The mobilization comes as authorities said they were boosting security in Katmandu to enforce a ban on demonstrations - both for and against embattled King Gyanendra.
A top Maoist official said the former rebels only intended to “celebrate” the king´s departure and would respect security restrictions barring them from attempting to lay siege or storm the royal palace.
“This is going to be a celebration and a display of our strength and our victory, but we will stay away from prohibited areas,” he told Agence France-Presse.
Authorities in the capital said they have banned demonstrations and mass meetings in four places around Katmandu and are planning to deploy an extra 5,000 security personnel.
“The government has announced special prohibitory orders from today that forbid rallies or protests in certain sensitive areas including the royal palace and the constituent assembly venue,” said Katmandu Police Chief Sarbendra Khanal.
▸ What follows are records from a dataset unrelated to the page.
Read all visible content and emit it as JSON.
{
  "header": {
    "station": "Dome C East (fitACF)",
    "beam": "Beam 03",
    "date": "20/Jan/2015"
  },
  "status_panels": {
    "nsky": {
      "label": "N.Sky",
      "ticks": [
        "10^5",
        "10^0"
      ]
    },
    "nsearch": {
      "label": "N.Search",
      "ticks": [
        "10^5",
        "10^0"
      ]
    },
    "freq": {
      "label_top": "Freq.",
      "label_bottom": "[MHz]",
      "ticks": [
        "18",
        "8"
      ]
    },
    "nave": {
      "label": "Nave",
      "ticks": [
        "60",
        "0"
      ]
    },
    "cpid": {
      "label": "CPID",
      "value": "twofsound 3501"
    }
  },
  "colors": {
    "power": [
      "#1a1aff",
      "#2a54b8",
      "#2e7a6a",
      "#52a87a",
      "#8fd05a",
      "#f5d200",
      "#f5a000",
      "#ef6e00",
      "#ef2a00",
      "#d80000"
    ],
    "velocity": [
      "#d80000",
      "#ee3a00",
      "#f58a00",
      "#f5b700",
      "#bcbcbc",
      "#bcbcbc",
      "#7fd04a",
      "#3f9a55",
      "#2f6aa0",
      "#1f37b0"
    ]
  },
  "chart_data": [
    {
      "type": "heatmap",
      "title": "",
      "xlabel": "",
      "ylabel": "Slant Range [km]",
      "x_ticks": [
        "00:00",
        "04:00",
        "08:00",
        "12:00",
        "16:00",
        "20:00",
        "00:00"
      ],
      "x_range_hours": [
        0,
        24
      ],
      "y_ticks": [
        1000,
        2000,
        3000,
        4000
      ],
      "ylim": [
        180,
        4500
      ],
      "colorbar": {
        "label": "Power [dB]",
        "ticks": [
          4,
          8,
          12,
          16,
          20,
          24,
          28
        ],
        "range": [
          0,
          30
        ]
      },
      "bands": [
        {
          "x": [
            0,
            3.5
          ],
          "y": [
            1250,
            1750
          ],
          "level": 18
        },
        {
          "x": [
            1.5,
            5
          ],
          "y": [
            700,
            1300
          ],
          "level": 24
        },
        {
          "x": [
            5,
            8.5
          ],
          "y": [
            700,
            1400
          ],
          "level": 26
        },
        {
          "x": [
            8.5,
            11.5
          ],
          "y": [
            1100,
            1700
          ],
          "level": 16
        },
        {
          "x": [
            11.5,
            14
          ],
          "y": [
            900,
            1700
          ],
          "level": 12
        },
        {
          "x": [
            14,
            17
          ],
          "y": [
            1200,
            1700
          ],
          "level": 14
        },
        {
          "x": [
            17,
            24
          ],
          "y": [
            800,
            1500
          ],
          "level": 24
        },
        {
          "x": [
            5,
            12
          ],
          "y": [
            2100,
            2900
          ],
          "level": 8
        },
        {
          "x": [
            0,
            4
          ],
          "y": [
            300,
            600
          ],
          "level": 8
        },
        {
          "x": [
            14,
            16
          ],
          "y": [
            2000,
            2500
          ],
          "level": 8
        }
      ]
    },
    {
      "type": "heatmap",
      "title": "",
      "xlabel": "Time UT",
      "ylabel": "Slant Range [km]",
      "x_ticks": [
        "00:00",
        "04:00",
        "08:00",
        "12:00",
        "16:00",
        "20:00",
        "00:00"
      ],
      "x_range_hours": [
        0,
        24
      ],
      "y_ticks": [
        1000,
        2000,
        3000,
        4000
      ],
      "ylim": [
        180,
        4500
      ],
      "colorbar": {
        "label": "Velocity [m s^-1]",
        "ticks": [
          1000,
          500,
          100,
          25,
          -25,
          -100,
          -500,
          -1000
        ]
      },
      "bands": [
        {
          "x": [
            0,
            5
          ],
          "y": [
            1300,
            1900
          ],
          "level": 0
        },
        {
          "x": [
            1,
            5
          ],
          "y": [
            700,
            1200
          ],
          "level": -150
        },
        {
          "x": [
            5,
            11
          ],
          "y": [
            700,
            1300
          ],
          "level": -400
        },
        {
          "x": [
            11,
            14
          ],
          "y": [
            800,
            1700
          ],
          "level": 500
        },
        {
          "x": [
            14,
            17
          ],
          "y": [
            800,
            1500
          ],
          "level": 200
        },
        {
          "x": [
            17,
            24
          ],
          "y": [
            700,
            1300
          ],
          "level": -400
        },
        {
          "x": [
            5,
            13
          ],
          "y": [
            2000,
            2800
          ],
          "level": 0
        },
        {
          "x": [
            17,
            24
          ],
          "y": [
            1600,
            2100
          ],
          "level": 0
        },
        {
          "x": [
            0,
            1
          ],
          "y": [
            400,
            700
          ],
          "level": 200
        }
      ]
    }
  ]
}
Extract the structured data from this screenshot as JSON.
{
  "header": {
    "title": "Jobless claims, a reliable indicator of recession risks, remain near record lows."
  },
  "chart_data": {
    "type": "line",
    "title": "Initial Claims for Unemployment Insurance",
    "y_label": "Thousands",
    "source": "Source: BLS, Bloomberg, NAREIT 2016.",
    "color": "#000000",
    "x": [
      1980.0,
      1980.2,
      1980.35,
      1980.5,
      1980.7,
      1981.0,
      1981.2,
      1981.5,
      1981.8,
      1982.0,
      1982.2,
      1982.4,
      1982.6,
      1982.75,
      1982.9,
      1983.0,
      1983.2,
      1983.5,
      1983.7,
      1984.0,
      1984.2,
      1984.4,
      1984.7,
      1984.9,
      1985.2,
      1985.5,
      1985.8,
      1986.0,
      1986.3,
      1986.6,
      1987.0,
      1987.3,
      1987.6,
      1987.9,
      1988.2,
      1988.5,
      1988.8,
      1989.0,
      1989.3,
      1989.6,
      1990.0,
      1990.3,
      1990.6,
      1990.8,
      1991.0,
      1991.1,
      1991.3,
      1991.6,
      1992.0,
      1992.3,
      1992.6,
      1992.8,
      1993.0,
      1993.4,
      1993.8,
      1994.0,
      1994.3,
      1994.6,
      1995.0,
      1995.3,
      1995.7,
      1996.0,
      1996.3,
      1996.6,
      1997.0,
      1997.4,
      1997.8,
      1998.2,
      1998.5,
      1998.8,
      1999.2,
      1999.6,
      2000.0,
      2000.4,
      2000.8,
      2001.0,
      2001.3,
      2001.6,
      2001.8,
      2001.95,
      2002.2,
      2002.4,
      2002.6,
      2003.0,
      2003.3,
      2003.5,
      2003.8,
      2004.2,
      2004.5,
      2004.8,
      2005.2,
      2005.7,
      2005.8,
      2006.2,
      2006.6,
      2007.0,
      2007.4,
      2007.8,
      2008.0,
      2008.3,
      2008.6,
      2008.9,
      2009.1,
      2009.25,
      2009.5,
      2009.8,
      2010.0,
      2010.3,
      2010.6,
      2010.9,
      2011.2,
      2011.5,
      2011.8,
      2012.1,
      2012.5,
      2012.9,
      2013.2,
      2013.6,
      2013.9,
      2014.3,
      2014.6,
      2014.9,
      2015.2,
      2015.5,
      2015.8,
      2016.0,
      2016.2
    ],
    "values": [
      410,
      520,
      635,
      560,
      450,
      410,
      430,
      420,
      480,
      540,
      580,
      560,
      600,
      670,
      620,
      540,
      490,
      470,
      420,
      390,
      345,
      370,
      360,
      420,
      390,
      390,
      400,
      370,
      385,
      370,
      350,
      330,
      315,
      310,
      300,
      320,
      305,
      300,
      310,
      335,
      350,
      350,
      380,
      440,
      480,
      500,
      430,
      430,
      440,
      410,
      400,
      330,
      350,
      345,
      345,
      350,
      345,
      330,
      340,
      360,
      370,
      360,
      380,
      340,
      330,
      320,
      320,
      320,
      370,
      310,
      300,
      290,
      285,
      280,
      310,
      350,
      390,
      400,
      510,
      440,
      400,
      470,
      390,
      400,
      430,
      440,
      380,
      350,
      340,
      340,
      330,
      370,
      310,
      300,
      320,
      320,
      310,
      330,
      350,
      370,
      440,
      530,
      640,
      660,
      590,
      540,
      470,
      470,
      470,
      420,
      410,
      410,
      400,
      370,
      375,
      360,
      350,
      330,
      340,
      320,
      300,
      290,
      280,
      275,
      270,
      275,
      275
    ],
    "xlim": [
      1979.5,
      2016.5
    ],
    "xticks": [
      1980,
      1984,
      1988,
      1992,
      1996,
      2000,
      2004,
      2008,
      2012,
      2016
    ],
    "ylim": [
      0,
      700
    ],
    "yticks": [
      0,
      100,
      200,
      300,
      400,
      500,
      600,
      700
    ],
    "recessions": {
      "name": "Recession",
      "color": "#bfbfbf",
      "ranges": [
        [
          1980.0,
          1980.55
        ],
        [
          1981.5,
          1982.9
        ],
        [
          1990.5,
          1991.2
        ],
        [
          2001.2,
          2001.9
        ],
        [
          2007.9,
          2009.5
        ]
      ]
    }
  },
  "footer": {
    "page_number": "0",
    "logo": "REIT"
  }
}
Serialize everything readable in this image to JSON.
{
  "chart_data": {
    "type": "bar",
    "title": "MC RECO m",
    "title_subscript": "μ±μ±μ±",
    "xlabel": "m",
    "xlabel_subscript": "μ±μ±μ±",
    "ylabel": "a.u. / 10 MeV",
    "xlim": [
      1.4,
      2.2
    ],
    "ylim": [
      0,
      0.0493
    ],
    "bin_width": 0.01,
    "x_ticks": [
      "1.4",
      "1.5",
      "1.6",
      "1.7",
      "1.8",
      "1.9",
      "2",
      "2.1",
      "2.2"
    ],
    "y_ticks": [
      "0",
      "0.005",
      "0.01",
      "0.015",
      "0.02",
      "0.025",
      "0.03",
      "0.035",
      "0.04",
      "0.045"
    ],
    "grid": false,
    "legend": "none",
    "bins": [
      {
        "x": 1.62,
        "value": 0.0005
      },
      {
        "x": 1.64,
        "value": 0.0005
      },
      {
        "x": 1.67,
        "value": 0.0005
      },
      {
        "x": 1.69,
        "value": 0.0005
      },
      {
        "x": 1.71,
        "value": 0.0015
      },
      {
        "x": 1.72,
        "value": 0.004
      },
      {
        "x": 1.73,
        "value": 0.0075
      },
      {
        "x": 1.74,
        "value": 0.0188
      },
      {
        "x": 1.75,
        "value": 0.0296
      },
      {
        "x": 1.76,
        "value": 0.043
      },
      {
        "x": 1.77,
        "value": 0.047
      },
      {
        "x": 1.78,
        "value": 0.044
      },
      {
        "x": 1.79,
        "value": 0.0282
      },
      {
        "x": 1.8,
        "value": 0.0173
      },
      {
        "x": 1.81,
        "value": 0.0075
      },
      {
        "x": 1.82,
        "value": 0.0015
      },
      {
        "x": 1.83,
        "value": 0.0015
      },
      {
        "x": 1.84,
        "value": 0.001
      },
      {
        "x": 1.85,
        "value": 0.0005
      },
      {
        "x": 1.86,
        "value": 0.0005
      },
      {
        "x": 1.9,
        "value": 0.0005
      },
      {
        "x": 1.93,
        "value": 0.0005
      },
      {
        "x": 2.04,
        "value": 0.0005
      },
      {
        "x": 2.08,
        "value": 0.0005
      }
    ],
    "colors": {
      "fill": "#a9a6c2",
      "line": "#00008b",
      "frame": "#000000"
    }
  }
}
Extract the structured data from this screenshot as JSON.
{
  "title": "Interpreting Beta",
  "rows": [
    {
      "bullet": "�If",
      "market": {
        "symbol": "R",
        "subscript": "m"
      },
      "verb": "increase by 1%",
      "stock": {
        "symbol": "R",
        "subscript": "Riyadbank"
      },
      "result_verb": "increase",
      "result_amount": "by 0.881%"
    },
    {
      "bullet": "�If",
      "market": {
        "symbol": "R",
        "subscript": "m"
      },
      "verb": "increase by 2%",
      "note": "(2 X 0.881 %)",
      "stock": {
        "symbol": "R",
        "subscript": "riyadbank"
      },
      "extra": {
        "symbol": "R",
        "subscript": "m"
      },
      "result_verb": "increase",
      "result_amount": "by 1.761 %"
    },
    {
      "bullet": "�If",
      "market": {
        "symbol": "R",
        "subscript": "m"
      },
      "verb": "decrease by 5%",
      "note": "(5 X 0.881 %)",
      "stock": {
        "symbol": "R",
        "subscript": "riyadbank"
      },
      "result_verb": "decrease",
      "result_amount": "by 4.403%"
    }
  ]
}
A new constitutional assembly - in which the Maoists won the most seats during elections in April - is due to formally abolish the monarchy tomorrow.
The end of the 240-year-old Shah dynasty will be a major victory for the Maoists, who launched a “people´s war” in 1996 aimed at toppling the monarchy and establishing a communist republic.
The Maoists have promised to follow democratic norms, but the movement - including the youth wing being mobilized in Katmandu - faces allegations that their cadre continue to commit serious human rights abuses, including abduction, extortion and murder.